As I’ve been navigating my summer job working with Cleans Coastal Restoration Project, and loving every second of it, it’s made me reflect on who I am as a person. As a woman in the STEM field, as a musician, as a visible minority, as an Asian-American, as an adopted person, and as someone who was born in Cambodia/Khmer—these different facets define how I conduct myself daily, including when I meet people. These things also define how people perceive and treat me.
Before coming to Canada for University, I lived in small rural town in Maine that had little diversity. Growing up, it wasn’t hard for me to get the same opportunities (such as education) as others, since my parents are both white. After leaving my bubble in Maine, I came to Canada and had several realizations within the first few months of being at school. People didn’t know if I could speak English well. Someone asked, “What are you?” instead of “Where are you from?”. Many were surprised when I told them I was adopted. These things happen from time to time. A student journalist stopped me on the street once to ask about how I was coping with Nova Scotia’s weather and was surprised to find I grew up in Maine where the weather is virtually the same. People I had just met tried to guess my ethnicity as a “fun game”. Through different work engagements, people have made it known that they thought I was Indigenous. While I have had some uncomfortable and angering instances, I’ve also had many more amazing moments with people who have let me define myself to them without them making assumptions about me.
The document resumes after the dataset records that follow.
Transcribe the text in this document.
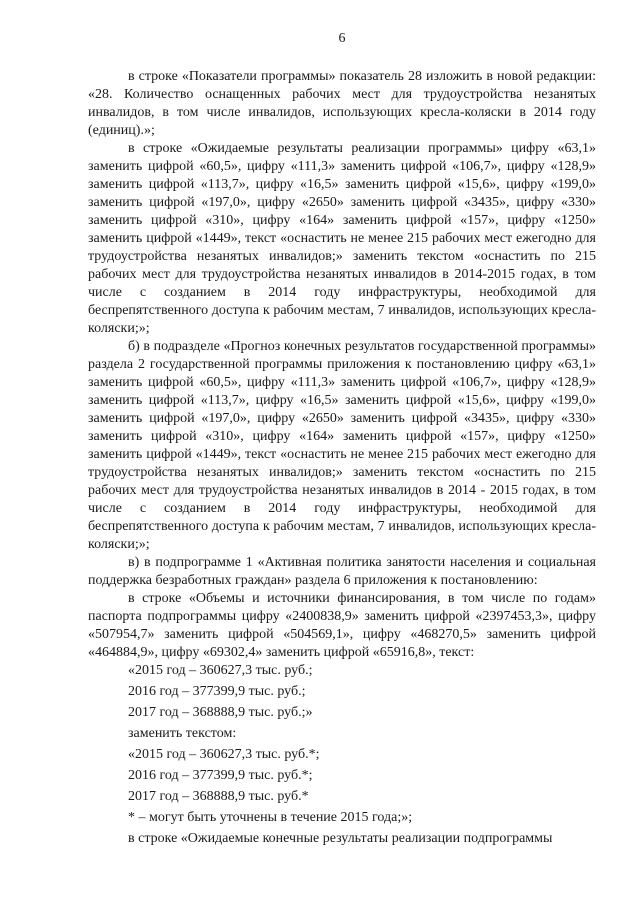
6

в строке «Показатели программы» показатель 28 изложить в новой редакции: «28. Количество оснащенных рабочих мест для трудоустройства незанятых инвалидов, в том числе инвалидов, использующих кресла-коляски в 2014 году (единиц).»;

в строке «Ожидаемые результаты реализации программы» цифру «63,1» заменить цифрой «60,5», цифру «111,3» заменить цифрой «106,7», цифру «128,9» заменить цифрой «113,7», цифру «16,5» заменить цифрой «15,6», цифру «199,0» заменить цифрой «197,0», цифру «2650» заменить цифрой «3435», цифру «330» заменить цифрой «310», цифру «164» заменить цифрой «157», цифру «1250» заменить цифрой «1449», текст «оснастить не менее 215 рабочих мест ежегодно для трудоустройства незанятых инвалидов;» заменить текстом «оснастить по 215 рабочих мест для трудоустройства незанятых инвалидов в 2014-2015 годах, в том числе с созданием в 2014 году инфраструктуры, необходимой для беспрепятственного доступа к рабочим местам, 7 инвалидов, использующих кресла-коляски;»;

б) в подразделе «Прогноз конечных результатов государственной программы» раздела 2 государственной программы приложения к постановлению цифру «63,1» заменить цифрой «60,5», цифру «111,3» заменить цифрой «106,7», цифру «128,9» заменить цифрой «113,7», цифру «16,5» заменить цифрой «15,6», цифру «199,0» заменить цифрой «197,0», цифру «2650» заменить цифрой «3435», цифру «330» заменить цифрой «310», цифру «164» заменить цифрой «157», цифру «1250» заменить цифрой «1449», текст «оснастить не менее 215 рабочих мест ежегодно для трудоустройства незанятых инвалидов;» заменить текстом «оснастить по 215 рабочих мест для трудоустройства незанятых инвалидов в 2014 - 2015 годах, в том числе с созданием в 2014 году инфраструктуры, необходимой для беспрепятственного доступа к рабочим местам, 7 инвалидов, использующих кресла-коляски;»;

в) в подпрограмме 1 «Активная политика занятости населения и социальная поддержка безработных граждан» раздела 6 приложения к постановлению:

в строке «Объемы и источники финансирования, в том числе по годам» паспорта подпрограммы цифру «2400838,9» заменить цифрой «2397453,3», цифру «507954,7» заменить цифрой «504569,1», цифру «468270,5» заменить цифрой «464884,9», цифру «69302,4» заменить цифрой «65916,8», текст:

«2015 год – 360627,3 тыс. руб.;
2016 год – 377399,9 тыс. руб.;
2017 год – 368888,9 тыс. руб.;»
заменить текстом:
«2015 год – 360627,3 тыс. руб.*;
2016 год – 377399,9 тыс. руб.*;
2017 год – 368888,9 тыс. руб.*
* – могут быть уточнены в течение 2015 года;»;

в строке «Ожидаемые конечные результаты реализации подпрограммы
As a woman in the stem field, I looked up to a few female scientists who had a pretty big mark on me. The first was Rachel Carson, who led the fight of banning DDT in the US. She inspired me from a young age and continues to be the first name that comes to mind when someone asks about my role models. The other was Jane Goodall, who is a force to be reckoned with! She is a passionate lady, who at the age of 85 is still traveling the world to speak for the chimpanzees. I had the pleasure to see her speak this past spring in Halifax on the Dalhousie Campus. As I embark in the environmental field, it is a comfort to have such strong pillars of guidance.
Living in Maine, I had little access to Khmer culture or people in my life, except my parents who could share their experiences with me. As a musician growing up, my parents often tried to get me to listen to Khmer music or Khmer-American music. Nothing really stuck except the Cambodian Space project. The music was fun to listen to and fun to share with my dad! It was heartbreaking when I learned the lead singer Kak Channthy died in a car crash. It was nice to see such an outpouring of love for the singer and band.
People often thought I was Chinese growing up, since my best friend during that time was also Chinese and people thought we were sisters. In terms of Asian-American or Khmer role models in STEM, I don’t really have any. There are plenty of other Asian-American woman making waves in society. For example, in the film industry there is Sandra Oh, who received the first Emmy nomination for someone of Asian heritage. Crazy Rich Asians made huge waves with a predominantly Asian cast and provided so many people with visible representation on screen.
As someone who is on the journey of reducing waste, my role models or people that share their journey on social media in various ways aren’t usually Asian. They are usually woman, but white. I realized this pretty recently and tried to widen my net for people to follow. Some of my favorite Instagram accounts are hippiemoji, kategoesgreen, and anagoeszerowaste. I love following their journeys and how accessible they make it seem. Around the time the Tare Shop opened in Halifax, another zero-waste store was opening in Waterloo, Ontario called Zero Waste Bulk. The owners are Asian, and in a sea of white people making waves in the zero-waste world it was cool to see this couple opening a shop! If you live in Halifax or Waterloo, please check out the Tare Shop and Zero Waste Bulk. They are both super cool spaces, run by fantastic people, and supporting local business is important!
Finally, I’d like to end with my inspiration for this post. I recently started listening to the Podcast All My Relations, which you can find on most platforms. This podcast was created by two Indigenous women: Matika Wilbur and Adrienne Keene. The title of the podcast is central to every discussion and each episode, which I think is truly important. Throughout the podcast, they explore Indigeneity and the many relationships in the world that exist today. This idea is shared among most Indigenous groups. The Mi’kmaq have a similar concept, as well as an Indigenous group in Cambodia I spent some time with while studying abroad. I was listening to Episode #3: native Mascots: Really, Still? where they discuss with their two guests, Amanda Blackhorse and Stephanie Fryberg, the effects of how misrepresentation on Indigenous people throughout the US. They talk about how uplifting it is to see yourself in the world. I highly recommend this podcast because of how inspiring it is and how much it makes you think. After listening to this podcast, I had to question who I really looked up to. My identity is always changing, and I think the need for role models I feel represent changing self is important. I think it’s important for everyone, to feel heard and seen in every facet of their life.
Who are your role models? Do your role models changed frequently?